L’heure de la mise à l’herbe approche. Dans une vidéo, la Chambre d’agriculture Savoie Mont-Blanc donne quelques repères pour savoir quand sortir les vaches.
Reprise de la végétation autour des 300° jours
Tout d’abord, les regards doivent se tourner vers les sommes de températures. « Dans la vallée de l’Arve, à 450 m d’altitude, nous avons atteint les 300° jours autour du 15 mars », lance la conseillère. Un chiffre loin d’être anodin : les sommes de températures à compter du 1er février indiquent la reprise de la végétation. Compter autour de 300° jours pour une prairie permanente (dactyle, fétuque élevée…), voire 250° pour une prairie temporaire fertile et précoce (ray-grass). Dans l’idéal, le départ de végétation doit correspondre à la mise à l’herbe des animaux. L’objectif étant d’atteindre le stage épis 5 cm, autour de 500° jours pour marquer la fin du déprimage. Cette méthode présente l’avantage d’adapter les pratiques de pâturage à l’année climatique ou à l’altitude.

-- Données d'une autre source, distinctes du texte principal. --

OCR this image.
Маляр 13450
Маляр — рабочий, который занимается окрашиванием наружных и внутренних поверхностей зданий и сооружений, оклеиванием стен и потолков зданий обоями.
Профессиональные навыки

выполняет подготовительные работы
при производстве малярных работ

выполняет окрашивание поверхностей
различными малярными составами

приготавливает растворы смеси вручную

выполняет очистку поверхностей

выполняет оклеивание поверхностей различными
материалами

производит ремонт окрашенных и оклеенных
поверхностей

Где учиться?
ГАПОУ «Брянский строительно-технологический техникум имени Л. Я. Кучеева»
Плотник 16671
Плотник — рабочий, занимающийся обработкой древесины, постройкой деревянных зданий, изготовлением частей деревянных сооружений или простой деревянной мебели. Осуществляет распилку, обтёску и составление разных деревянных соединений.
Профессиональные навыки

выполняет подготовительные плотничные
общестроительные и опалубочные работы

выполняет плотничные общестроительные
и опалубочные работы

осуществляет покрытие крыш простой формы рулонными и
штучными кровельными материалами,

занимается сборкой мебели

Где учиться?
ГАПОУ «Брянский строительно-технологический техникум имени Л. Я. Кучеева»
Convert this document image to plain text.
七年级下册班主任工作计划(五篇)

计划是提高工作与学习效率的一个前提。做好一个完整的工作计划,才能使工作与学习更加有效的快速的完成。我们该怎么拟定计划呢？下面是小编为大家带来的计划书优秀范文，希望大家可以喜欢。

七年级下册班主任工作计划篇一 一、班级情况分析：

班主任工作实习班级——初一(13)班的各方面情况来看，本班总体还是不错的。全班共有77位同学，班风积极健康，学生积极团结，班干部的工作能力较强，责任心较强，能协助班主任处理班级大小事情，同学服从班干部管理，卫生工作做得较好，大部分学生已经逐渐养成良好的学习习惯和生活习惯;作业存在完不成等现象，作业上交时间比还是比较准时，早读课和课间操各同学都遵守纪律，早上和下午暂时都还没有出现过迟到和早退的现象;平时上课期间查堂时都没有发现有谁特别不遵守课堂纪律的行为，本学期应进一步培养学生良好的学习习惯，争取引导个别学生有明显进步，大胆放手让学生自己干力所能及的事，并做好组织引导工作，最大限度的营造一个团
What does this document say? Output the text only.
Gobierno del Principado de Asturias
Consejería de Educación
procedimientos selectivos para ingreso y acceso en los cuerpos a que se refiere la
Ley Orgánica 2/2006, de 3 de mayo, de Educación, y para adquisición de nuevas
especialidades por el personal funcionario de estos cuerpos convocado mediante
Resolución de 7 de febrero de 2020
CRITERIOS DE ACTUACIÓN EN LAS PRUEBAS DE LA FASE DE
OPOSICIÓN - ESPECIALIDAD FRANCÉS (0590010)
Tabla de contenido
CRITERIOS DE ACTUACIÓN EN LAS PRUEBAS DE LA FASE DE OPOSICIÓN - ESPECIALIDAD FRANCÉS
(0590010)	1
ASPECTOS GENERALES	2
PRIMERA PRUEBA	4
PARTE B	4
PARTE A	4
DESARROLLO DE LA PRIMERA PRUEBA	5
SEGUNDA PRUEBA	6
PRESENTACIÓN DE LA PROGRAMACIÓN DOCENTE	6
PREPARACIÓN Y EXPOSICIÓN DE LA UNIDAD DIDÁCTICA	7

À défaut de suivre les sommes de températures, des repères existent parmi la végétation. « La floraison du forsythia est à suivre. Elle débute lorsque les 300° jours sont atteints ».
Viser le stade trois feuilles
La conseillère propose également d’observer ses parcelles. Un dactyle à la main, elle commente le développement de la plante. « On retrouve 5 feuilles. Une première feuille en sénescence qui doit dater de l’année dernière, voire de cet hiver. Une seconde, qui a dû être en partie mangée à l’automne dernier, puis trois feuilles vivantes sur le pied ». Et pour cause : le stade trois feuilles est à privilégier pour le pâturage.
Un ray-grass n’a jamais que trois feuilles vivantes, « et c’est vrai pour la plupart des graminées », explique la conseillère. Si la plante lance la production d’une quatrième feuille, une plus ancienne va entrer en sénescence pour laisser place à celles du dessus. C’est donc le moment idéal pour pâturer, afin d’optimiser le volume d’herbe valorisé au pâturage.
Le déprimage permettra alors de nettoyer la prairie et de faciliter la talle des graminées. « On vient ratiboiser les graminées sur le premier cycle de la plante. On la stresse positivement pour qu’elle cherche à multiplier les talles pour faire des épis ». Le déprimage aide également les dicotylédones à trouver la lumière pour bien démarrer.
Sur la parcelle étudiée, dans la vallée de l’Arve, la plupart des graminées étaient au stade 3 feuilles au 19 mars. « On trouve trois feuilles sur le ray-grass italien, deux et demi sur l’anglais. Il y a aussi trois feuilles, voire davantage sur le pâturin et la fétuque élevée ».